Three teams have made it all the way through the five levels of Addenbrooke’s Think Green Initiative (TGI) challenge, making small changes to how they work that make a big difference to our impact on the environment.

Senior Sister, Anna Mayhew, together with specialist nurse Sue Walters have championed reducing, reusing and recycling within the Infusion Centre.

The pair work hard to make the serious message about the climate emergency accessible, with tips of the week, quizzes, games and even a wildlife photography competition that patients helped choose the winner for.

Their initiatives include a popular ‘swap box’ that allows staff to exchange unwanted items with each other – instead of throwing them away.

Jackie Cort-Monk, lead resuscitation officer, teaches life-support and has brought in a number of simple green initiatives to reduce waste and increase recycling in her department.

This includes cutting back on printing, reducing the use of anti-bacterial surface wipes, and setting up a system to make sure single use coffee cups are being recycled.  

“Some of the changes that we've made were quite simple.”

“Cutting down on paper has made the biggest impact on the way we work.  It's actually made our processes much slicker. So it is a green initiative but saves time and money too.”

 “I think one of the things we're learning is that people just need to see others taking action and that inspires them to take action too.”

  • Jackie Cort-Monk, lead resuscitation officer.
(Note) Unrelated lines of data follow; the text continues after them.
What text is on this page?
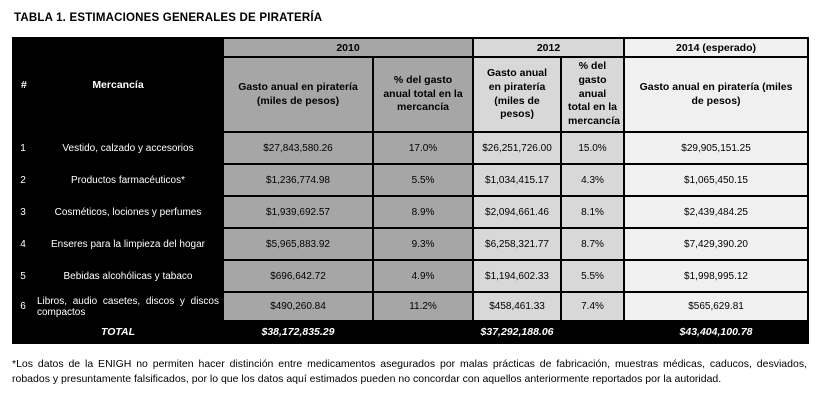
TABLA 1. ESTIMACIONES GENERALES DE PIRATERÍA
# Mercancía		2010		2012		2014 (esperado)
		Gasto anual en piratería (miles de pesos)	% del gasto anual total en la mercancía	Gasto anual en piratería (miles de pesos)	% del gasto anual total en la mercancía	Gasto anual en piratería (miles de pesos)
1	Vestido, calzado y accesorios	$27,843,580.26	17.0%	$26,251,726.00	15.0%	$29,905,151.25
2	Productos farmacéuticos*	$1,236,774.98	5.5%	$1,034,415.17	4.3%	$1,065,450.15
3	Cosméticos, lociones y perfumes	$1,939,692.57	8.9%	$2,094,661.46	8.1%	$2,439,484.25
4	Enseres para la limpieza del hogar	$5,965,883.92	9.3%	$6,258,321.77	8.7%	$7,429,390.20
5	Bebidas alcohólicas y tabaco	$696,642.72	4.9%	$1,194,602.33	5.5%	$1,998,995.12
6	Libros, audio casetes, discos y discos compactos	$490,260.84	11.2%	$458,461.33	7.4%	$565,629.81
TOTAL		$38,172,835.29		$37,292,188.06		$43,404,100.78
*Los datos de la ENIGH no permiten hacer distinción entre medicamentos asegurados por malas prácticas de fabricación, muestras médicas, caducos, desviados, robados y presuntamente falsificados, por lo que los datos aquí estimados pueden no concordar con aquellos anteriormente reportados por la autoridad.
Jessy Varghease, a Clinical Research Sister looking after patients on cancer research trials, inspired her colleagues to action when she learnt of the gravity of the climate crisis.

Jessy said: “In 2019 the government were talking about the climate emergency, with flooding, fires, heatwaves, and I was thinking: what can we do?”

She set about inspiring her team to make changes to how they worked, taking them through the hospitals’ TGI programme in only one year. This included introducing recycling options, changing how they worked to reduce printing and making sure that equipment was all switched off at the end of the working day.

She was supported by her team leader, Nisha Kandasmy. 

Jessy says the biggest impact has come from changes to how they process the trial blood samples. By bringing a computer into the sample handling room, they could stop printing out study flowsheets every time they processed a sample and so reduced the amount of paper and ink used.

She’s also proud of introducing recycling across the ward, telling us:

“We introduced more recycling bins and can now recycle many things, including packaging from gauze and syringes.”

“Previously we didn’t recycle very much. We had not been thinking about the environment – but now we are.”

Jessy now works on the Clinical Investigation Ward and is planning on bringing her green know-how to help spread the message about sustainability with her new team.

Katie Sell, sustainability manager, who supports staff through the TGI programme said:

“It is inspiring to see all the work our Green Champions at CUH are doing.

As part of the challenge, they’ve looked at everything from energy and water use to how we travel, and what we buy and throw-away.

They truly are leading the way and empowering others within the Trust to do the same.”

The Think Green Initiative is part of a programme of staff engagement that supports the Trust’s Action 50 Green Plan. This sets out a series of actions the organisation will take to halve its carbon emissions by 2032 and become a net-zero organisation by 2045.